Loan Modification Eligibility

There are no eligibility requirements for obtaining a loan modification in San Bernardino County, CA; however, the lender and borrower must be able to agree on the change to the loan.
  
There are a few circumstances in which a San Bernardino County lender will be financially inclined to approve a loan modification and others in approval is not as likely.  
 
In general, loan modification approval is more plausible when:
  1. The homeowner has a difficulty that has been resolved or is resolvable soon.
  2. The approval of a permanent loan modification is needed to make the non-performing loan turn into a permanently performing loan once again.
A “trial” loan modification will be granted in most cases. To participate in a trial loan mod in San Bernardino County, lenders usually require the homeowner to make monthly payments at a set rate for a minimum of three months prior to giving permanent approval. Regrettably, this creates a trap for many homeowners, since the lender might never give permanent approval of the loan modification.  
 
Loan mod approval is unlikely when:
  1. The lender concludes that the borrower cannot afford to pay for the home.
  2. The lender disagrees that a borrower's adversity is resolvable by loan modification.
  3. The lender infers that the borrower might continue making the loan payments even if permanent approval is not provided. For example, if lender concludes that the borrower wants to keep the property “no matter what,” there is little motivation to grant permanent approval.
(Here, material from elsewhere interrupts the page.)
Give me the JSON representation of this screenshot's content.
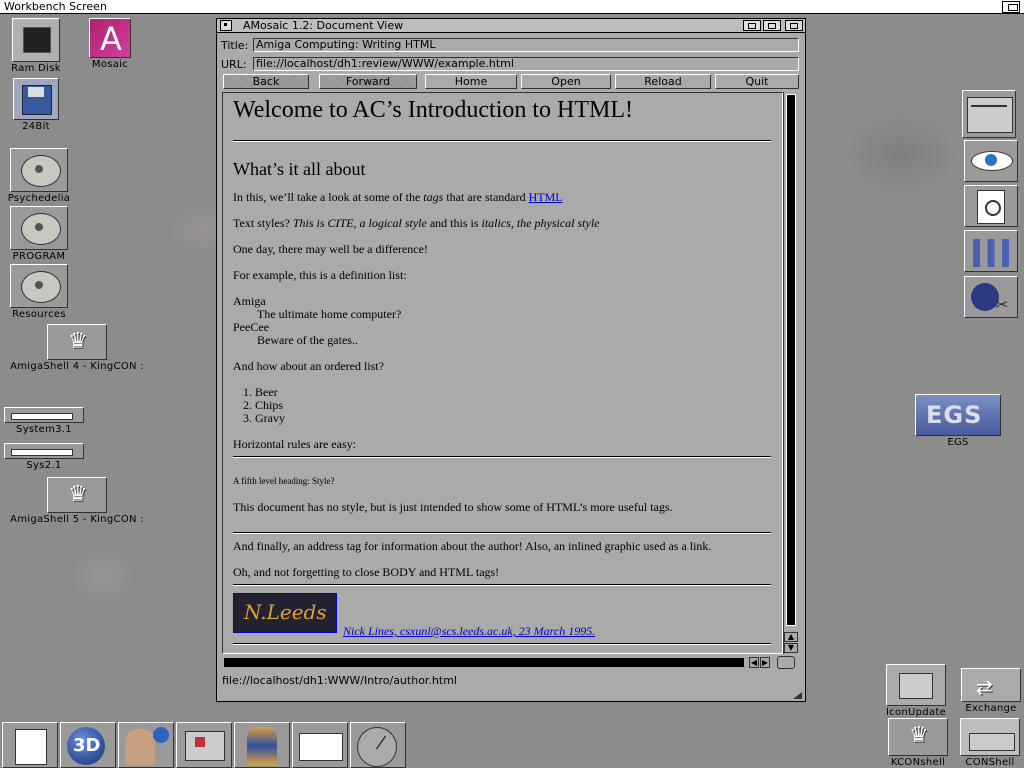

Most Loan Mods are Destined to Fail

The typical loan mod payment is 64% of pre-tax income, as per the Fitch Bank Rating Agency. In contrast, lenders typically will not approve a new loan if the payments go over 35% of pre-tax income. The reason for this is that they understand that for a loan to thrive and avoid becoming a non-performing loan, a reasonable portion of income is needed for the borrower’s other household necessities.
 
This exceptionally high payment requirement causes loan modification to be an unworkable program destined to fail, as stated by Fitch and others. In its assessment, Fitch has criticized the banks’ handling of loan modifications, due to the low permanent loan mod approval rate and the high failure rate after permanent loan mod approval is granted.
 
Unfortunately, state and federal laws and government regulations haven’t been able to force banks to do more to help borrowers prevent foreclosure. This is due to their inability to force banks to absorb more of the monetary losses that have resulted from the housing crisis.

Is Loan Modification Right for You?

Loan mods are not economically sound for the vast majority of San Bernardino County homeowners, due to the considerable drop in housing values. If you’re hoping to lower your debts and expenses, a short sale can significantly reduce your debt and boost personal net worth at the same time.
 
Additionally, if you need a loan modification in San Bernardino County, CA, yet have little or no equity, a short sale is a great tactic to get your bank to make a reasonable loan modification offer.